Das Kino der SFRJ (1945-1991) war eine der großen Filmindustrien Europas. Film machte einen wichtigen Teil der jugoslawischen (Pop-)Kultur aus; Innovation und Experimentierfreude waren dabei genauso wichtig wie Spannung und Unterhaltung. Herausragende jugoslawische Filme der Zeit wurden auf der ganzen Welt gezeigt und räumten zahlreiche internationale Preise ab. Auch heute sind Jugoslawiens Regisseure über die Grenzen der Region hinaus bekannt, unter ihnen Dušan Makavejev, Želimir Žilnik und Emir Kusturica.
WATCHING ★ YU gibt auch in diesem Semester an der Slawistik einen Einblick in das facettenreiche Kino Jugoslawiens.
Die Filme werden in Originalsprache (BKMS) mit englischen Untertiteln gezeigt.
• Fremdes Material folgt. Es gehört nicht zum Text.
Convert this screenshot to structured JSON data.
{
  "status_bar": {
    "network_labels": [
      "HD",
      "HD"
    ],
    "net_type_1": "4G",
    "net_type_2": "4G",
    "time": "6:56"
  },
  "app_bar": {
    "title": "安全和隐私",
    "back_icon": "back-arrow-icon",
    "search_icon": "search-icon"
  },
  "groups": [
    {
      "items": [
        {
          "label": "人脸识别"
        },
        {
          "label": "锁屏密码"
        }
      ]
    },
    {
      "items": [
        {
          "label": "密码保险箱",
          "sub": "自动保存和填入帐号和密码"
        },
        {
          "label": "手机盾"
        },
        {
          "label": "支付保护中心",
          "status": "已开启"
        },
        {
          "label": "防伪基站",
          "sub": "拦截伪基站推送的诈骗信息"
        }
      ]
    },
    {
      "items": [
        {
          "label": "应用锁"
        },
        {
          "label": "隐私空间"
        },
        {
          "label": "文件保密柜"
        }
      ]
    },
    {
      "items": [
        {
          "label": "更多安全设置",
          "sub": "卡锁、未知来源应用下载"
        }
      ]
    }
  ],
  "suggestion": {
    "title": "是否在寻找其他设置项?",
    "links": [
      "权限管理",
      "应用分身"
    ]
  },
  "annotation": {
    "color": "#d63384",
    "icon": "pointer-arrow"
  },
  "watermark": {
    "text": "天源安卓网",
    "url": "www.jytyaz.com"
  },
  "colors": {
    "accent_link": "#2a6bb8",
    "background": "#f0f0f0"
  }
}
Jeweils um 18:30 im Seminarraum 1.
16. April: Lepota poroka
Tradition trifft Versuchung: In einem abgelegenen Dorf des montenegrinischen Karsts lebt ein junges Ehepaar unter strengen Moralvorstellungen. Auf der Suche nach einem besseren Leben ziehen sie an die Adriaküste: Er arbeitet in der Saline, sie als Reinigungskraft in einem FKK-Camp. Zwischen nackter Realität und nackten Körpern gerät ihr Weltbild ins Wanken. Eine ebenso sinnliche wie provokante Studie über Begehren, Scham und kulturelle Identität, die tradierte Moralvorstellungen mit ungeschöntem Blick seziert und Fragen nach Geschlechterrollen, Freiheit und sozialer Zugehörigkeit stellt. Der Film wurde 2016 in die offizielle Liste der 100 bedeutendsten serbischen Filme aufgenommen und als Kulturerbe von großer Bedeutung unter Schutz gestellt. (1986, Regie Živko Nikolić, 105 Min.)
7. Mai: Zagrebačka škola crtanog filma
(mit einer Einführung von Nikica Gilić, Universität Zagreb)
Reduktion statt Disney: Die Zagreber Schule des Zeichentrickfilms revolutionierte in den 1960er-Jahren den Animationsfilm mit minimalistischer Grafik, schwarzem Humor und philosophischer Schärfe. Statt niedlicher Figuren und linearer Moralgeschichten entstanden hier visuell einfallsreiche, absurde, existenzialistische Miniaturen über Entfremdung, Konsum und moderne Gesellschaft. 1962 gewann Dušan Vukotić mit dem Kurzfilm Surogat den ersten Animations-Oscar außerhalb der USA – ein Meilenstein der Filmgeschichte. Eine von Nikica Gilić kuratierte Auswahl zeigt die Radikalität und die Besonderheiten dieser einzigartigen Bewegung. (ca. 90 Min.)
11. Juni: Ljubavni slučaj ili tragedija službenice PTT
Liebe, Lust und Lehrstunde: Ein Sexologe referiert über die Geschichte der Sexualität. Dann beginnt eine scheinbar banale Romanze: Die ungarischstämmige Telefonistin Izabela verliebt sich in den sanitären Kontrolleur Ahmed. Als dieser verreist, kippt die Beziehung – und eine nüchterne Polizeiuntersuchung rahmt die Geschichte fortan als Tragödie. Dušan Makavejev montiert Dokumentarisches, Ironie und Melodram zu einer Analyse von Sexualmoral, sozialistischer Moderne und männlicher Besitzlogik. Ein Schlüsselwerk der „Schwarzen Welle“, das Intimität als politisches Schlachtfeld entlarvt. (1967, Regie Dušan Makavejev, 70 Min.)